Зато и торжествовал же и радовался же А. И. Чупров, когда судьба посылала ему навстречу истинно здорового, сильного человека. В этом отношении я был для него – клад. Ходит, бывало, кругом, поглядывает, по плечам хлопает:
– Эка, здоров-то ты!.. Эка молодчинища!.. Поди пудов шесть в тебе будет?
– Больше, дядя.
– Да врешь?!.
Это комическое «да врешь?» немало удивляло собеседников Александра Ивановича и даже не раз доставляло ему маленькие неприятности. Особенно, когда в разговоре с людьми, не слишком близкими, изумленное «да врешь?» вежливо повышалось в число множественное – «да врете?»
– Странный человек Александр Иванович, – сказал мне однажды некто Станищев, болгарин-филолог, впоследствии, кажется, сделавший большую карьеру по министерству народного просвещения. – Такой он деликатный, участливый, любезный, добросердечный… И в то же время – ни одному слову собеседника своего не верит и даже скрывать того не церемонится.
– Откуда вы взяли? – удивился я. – Дядя – самый доверчивый человек на свете! Уж скорее недостаток его – именно чрезмерная доверчивость.
– Помилуйте!.. Что вы! Намедни я рассказываю ему о наших болгарских хлебных культурах. Сам же он меня просил. А между тем вдруг как хлопнет себя по ляжкам, согнул коленки и кричит: «Да врете, батенька?!» Совсем сконфузил… Я со стыда сгорел… Положим, что я, действительно, несколько преувеличил, но – нельзя же так прямо в глаза!
Я расхохотался тем искреннее, что незадолго перед тем, – приезжаю я к Александру Ивановичу просить его в крестные отцы.
– Дядя, у меня дочь родилась.
Дядя приседает, хлопает ладонями по коленям, выпучивает на меня глаза и кричит истошным голосом:
– Да вре-ешь?!.
– Это из него наш семинарский скептицизм задним числом голос подает! – острил об Александре Ивановиче талантливый и умный брат его, Алексей Иванович (ум. в 1898 году), – прозорливый человек, который в самый разгар моих старинных панславистских и консервативных увлечений твердо предсказывал мне:
– Это, бра-ат, все пу-устяки и пройдет. Это у тебя с ветра. Кончать жизнь будешь ты красным, на крайней левой. Потому что в тебе заложен наш ста-атический либерализм. А как войдешь в возраст и поумнеешь, так сделается он динамическим, и все эти нынешние твои трынди-брынди опрокинет и поведет тебя куда следует…
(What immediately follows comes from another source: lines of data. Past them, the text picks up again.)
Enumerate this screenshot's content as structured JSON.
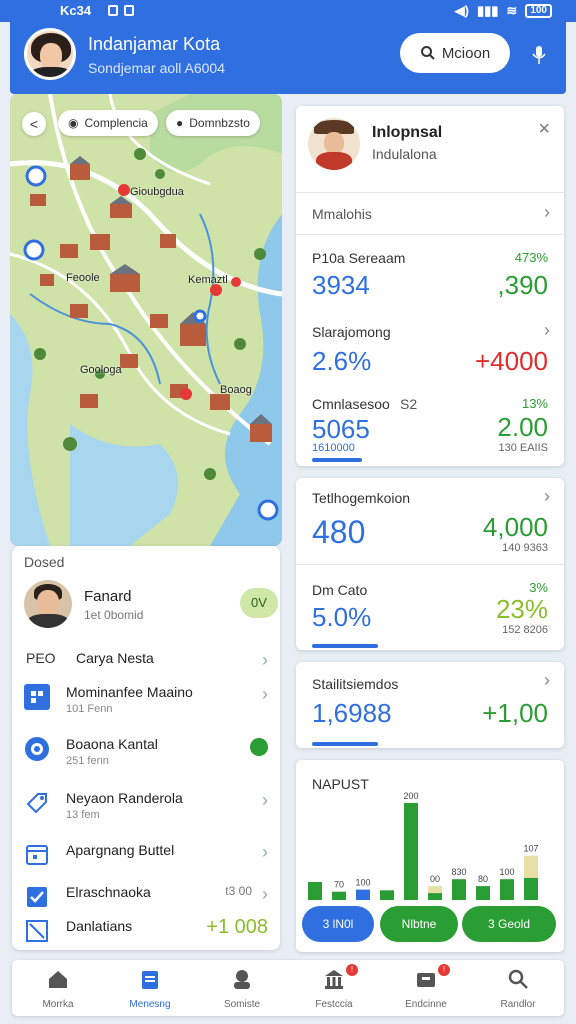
{
  "status_bar": {
    "time": "Kc34",
    "battery": "100"
  },
  "header": {
    "title": "Indanjamar Kota",
    "subtitle": "Sondjemar aoll A6004",
    "search_label": "Mcioon"
  },
  "map": {
    "back_label": "<",
    "chips": [
      {
        "label": "Complencia"
      },
      {
        "label": "Domnbzsto"
      }
    ],
    "labels": [
      "Gioubgdua",
      "Feoole",
      "Kemaztl",
      "Goologa",
      "Boaog"
    ]
  },
  "list_panel": {
    "header": "Dosed",
    "person": {
      "name": "Fanard",
      "subtitle": "1et 0bomid",
      "badge": "0V"
    },
    "rows": [
      {
        "prefix": "PEO",
        "label": "Carya Nesta",
        "sub": ""
      },
      {
        "label": "Mominanfee Maaino",
        "sub": "101 Fenn"
      },
      {
        "label": "Boaona Kantal",
        "sub": "251 fenn"
      },
      {
        "label": "Neyaon Randerola",
        "sub": "13 fem"
      },
      {
        "label": "Apargnang Buttel",
        "sub": ""
      },
      {
        "label": "Elraschnaoka",
        "value": "t3 00"
      },
      {
        "label": "Danlatians",
        "value": "+1 008"
      }
    ]
  },
  "profile_card": {
    "title": "Inlopnsal",
    "subtitle": "Indulalona",
    "close": "×"
  },
  "stats_card": {
    "header": "Mmalohis",
    "items": [
      {
        "label": "P10a Sereaam",
        "value": "3934",
        "right_small": "473%",
        "right_big": ",390"
      },
      {
        "label": "Slarajomong",
        "value": "2.6%",
        "right_big": "+4000"
      },
      {
        "label": "Cmnlasesoo",
        "label_suffix": "S2",
        "value": "5065",
        "sub": "1610000",
        "right_small": "13%",
        "right_big": "2.00",
        "right_sub": "130 EAIIS"
      }
    ]
  },
  "card2": {
    "header": "Tetlhogemkoion",
    "value1": "480",
    "right_big1": "4,000",
    "right_sub1": "140 9363",
    "label2": "Dm Cato",
    "value2": "5.0%",
    "right_small2": "3%",
    "right_big2": "23%",
    "right_sub2": "152 8206"
  },
  "card3": {
    "header": "Stailitsiemdos",
    "value": "1,6988",
    "right_big": "+1,00"
  },
  "chart_card": {
    "title": "NAPUST",
    "buttons": [
      {
        "label": "3 lN0l"
      },
      {
        "label": "Nlbtne"
      },
      {
        "label": "3 Geold"
      }
    ]
  },
  "chart_data": {
    "type": "bar",
    "title": "NAPUST",
    "series": [
      {
        "values": [
          52,
          24,
          30,
          28,
          280,
          20,
          60,
          40,
          60,
          64
        ]
      },
      {
        "values": [
          0,
          0,
          0,
          0,
          0,
          20,
          0,
          0,
          0,
          64
        ]
      }
    ],
    "data_labels": [
      "",
      "70",
      "100",
      "",
      "200",
      "00",
      "830",
      "80",
      "100",
      "107"
    ],
    "ylim": [
      0,
      300
    ],
    "grid": false,
    "legend": "none"
  },
  "bottom_nav": [
    {
      "label": "Morrka",
      "active": false
    },
    {
      "label": "Menesng",
      "active": true
    },
    {
      "label": "Somiste",
      "active": false
    },
    {
      "label": "Festccia",
      "active": false
    },
    {
      "label": "Endcinne",
      "active": false
    },
    {
      "label": "Randlor",
      "active": false
    }
  ],
  "colors": {
    "primary": "#2f6fe0",
    "positive": "#2a9d34",
    "negative": "#e02c2c",
    "lime": "#8bbd2c"
  }
}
Ах какой это был хороший, исключительно светлый, теплый, мягкий, разносторонне и всегда равно интересный, глубокий и простой, до святости добрый, до умиления очаровательный умница-человек!.. Смерть его не прошла бесследной и незамеченной в Москве, где Алексей Иванович пользовался, конечно, далеко не такою, как знаменитый брат его, но все же значительною популярностью, хотя он не занимал видного общественного положения, ни даже не был общественным человеком в строгом смысле этого слова. Скромный труженик по коммерческим делам (сперва – лет двадцать пять – бухгалтер в московском Купеческом банке, потом управляющий фирмою известных купцов-интеллигентов Сабашниковых), Алексей Иванович всею жизнью своею представлял высший образец того идеала, который шестидесятые годы начертили русскому человеку в коротком, но красноречивом, всем понятном слове «интеллигент». Трудно найти душу чище и отзывчивее на каждый благой порыв, ум более просвещенный, ясный и трезвый, образ мыслей более гуманный и доброжелательный, логику более спокойную и бесстрашную в рассуждении, сердце, богаче одаренное способностью все в людских отношениях понять, объяснить и, если надо, простить.
– Не спе-еши обижаться… – учил он меня однажды, усердно наливая меня густейшим и превкусным чаем, какой заваривать умеют в совершенстве только любящие комфорт, аккуратные старые холостяки. – Если на-адо обидеться, всегда успеешь: настоящей обиды сердце не простит… А по пустякам обижаться спешат только дураки да злые от невежества люди… Ты не вскипай, а имей терпение разобрать… Может быть, болезнь какая-нибудь или ты сам виноват… С людьми надо терпение иметь. Эф ю пэшенс!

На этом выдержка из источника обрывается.